Mitte September habe ich mit meinen Vorbereitungen bezüglich Halloweendeko begonnen. Sobald die Blätter an den Bäumen ihre Farben ändern und die Geschäfte sich mit Dekoartikeln überschlagen, möchte ich mich bereits entspannt in meinen 4 Wänden auf das Fest vorbereiten und die herrliche Farbenvielfalt genießen. Nicht nur optisch lasse ich mich von meiner Lieblingsjahreszeit durch die Deko verwöhnen sondern auch meine Sinne durch die Duftkerzen mit dem Geruch von Bratapfel, Vanille & Co. ­­­­

Mein Halloweensortiment besteht aus einigen Tonkürbissen, ein Geist zum Aufhängen, Tonpilze, Teelichter und seit diesem Jahr schmücken auch drei Metallmännchen meine vier Wände.



Ich persönlich finde es immer schwierig, tolle Halloweendeko zu finden, da meiner Meinung nach Halloween noch nicht so richtig in Deutschland angekommen ist. Klar es gibt vereinzelt ein paar Kostüme, Gummispinnen und Masken zu kaufen, aber hauptsächlich wird der Brauch nur in den Großstädten gefeiert. Da ich aus einem kleinen Dorf komme, freue ich mich besonders, wenn alle paar Jahre uns die kleinen Kinder mit  Sprüchen wie „süßes oder saures“ aufsuchen.

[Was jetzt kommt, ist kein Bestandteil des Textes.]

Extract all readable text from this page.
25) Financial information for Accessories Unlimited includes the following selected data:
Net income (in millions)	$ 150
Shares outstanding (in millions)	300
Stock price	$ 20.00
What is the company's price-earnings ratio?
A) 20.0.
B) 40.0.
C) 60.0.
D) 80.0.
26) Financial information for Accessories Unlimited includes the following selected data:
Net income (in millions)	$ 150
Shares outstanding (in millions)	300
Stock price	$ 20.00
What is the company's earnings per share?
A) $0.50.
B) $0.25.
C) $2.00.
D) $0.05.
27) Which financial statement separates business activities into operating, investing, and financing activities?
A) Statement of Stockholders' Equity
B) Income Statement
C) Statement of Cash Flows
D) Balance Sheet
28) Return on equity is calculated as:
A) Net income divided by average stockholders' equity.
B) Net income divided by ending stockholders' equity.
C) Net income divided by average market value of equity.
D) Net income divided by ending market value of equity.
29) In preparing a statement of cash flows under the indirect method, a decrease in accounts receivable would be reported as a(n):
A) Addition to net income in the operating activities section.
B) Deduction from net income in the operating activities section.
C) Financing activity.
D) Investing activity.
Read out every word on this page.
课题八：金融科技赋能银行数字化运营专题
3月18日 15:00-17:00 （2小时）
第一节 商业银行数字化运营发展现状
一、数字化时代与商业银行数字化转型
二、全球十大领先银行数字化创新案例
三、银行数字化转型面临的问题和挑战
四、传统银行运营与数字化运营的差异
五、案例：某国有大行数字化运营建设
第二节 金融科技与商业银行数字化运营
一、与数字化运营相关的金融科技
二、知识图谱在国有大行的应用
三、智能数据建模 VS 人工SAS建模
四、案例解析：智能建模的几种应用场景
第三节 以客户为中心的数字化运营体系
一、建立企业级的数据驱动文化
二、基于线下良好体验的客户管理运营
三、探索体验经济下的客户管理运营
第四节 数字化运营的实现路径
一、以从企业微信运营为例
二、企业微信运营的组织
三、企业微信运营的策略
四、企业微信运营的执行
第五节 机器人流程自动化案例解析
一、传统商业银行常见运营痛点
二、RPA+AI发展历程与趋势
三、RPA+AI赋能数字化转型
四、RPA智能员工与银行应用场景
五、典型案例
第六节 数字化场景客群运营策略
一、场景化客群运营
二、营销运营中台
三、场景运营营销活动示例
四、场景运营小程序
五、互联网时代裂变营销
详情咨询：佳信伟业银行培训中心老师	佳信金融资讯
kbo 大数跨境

Ich hoffe, dass irgendwann nicht nur Amerika für ihre Halloweenstimmung bekannt ist, sondern es langsam aber sicher sich zu uns übersiedelt. Aber dieses Jahr bin ich fündig geworden. Die großen Figuren haben jeweils 12,99 Euro gekostet und die kleine Figur 9,99 Euro. Somit habe ich eine kleine Familie die schön schaurig aussieht.


Außerdem dekorieren wir auch vor der Haustüre. Da es noch viel zu wenige Leute machen, habe ich mich dieses Jahr besonders angestrengt. Selbst einen Kürbis habe ich ausgehöhlt und verziert, das könnt ihr gleich unten an den Bildern sehen.

Mich hat besonders gefreut, dass die kleinen Kindern es sehen und sogar absteigen von ihren Fahrrädern und alles genauestens begutachten, während die Erwachsenen mit starrem Blick einfach über die schönen Dinge wegsehen und vorbeifahren.


Da sieht man mal, was Kinder so alles merken.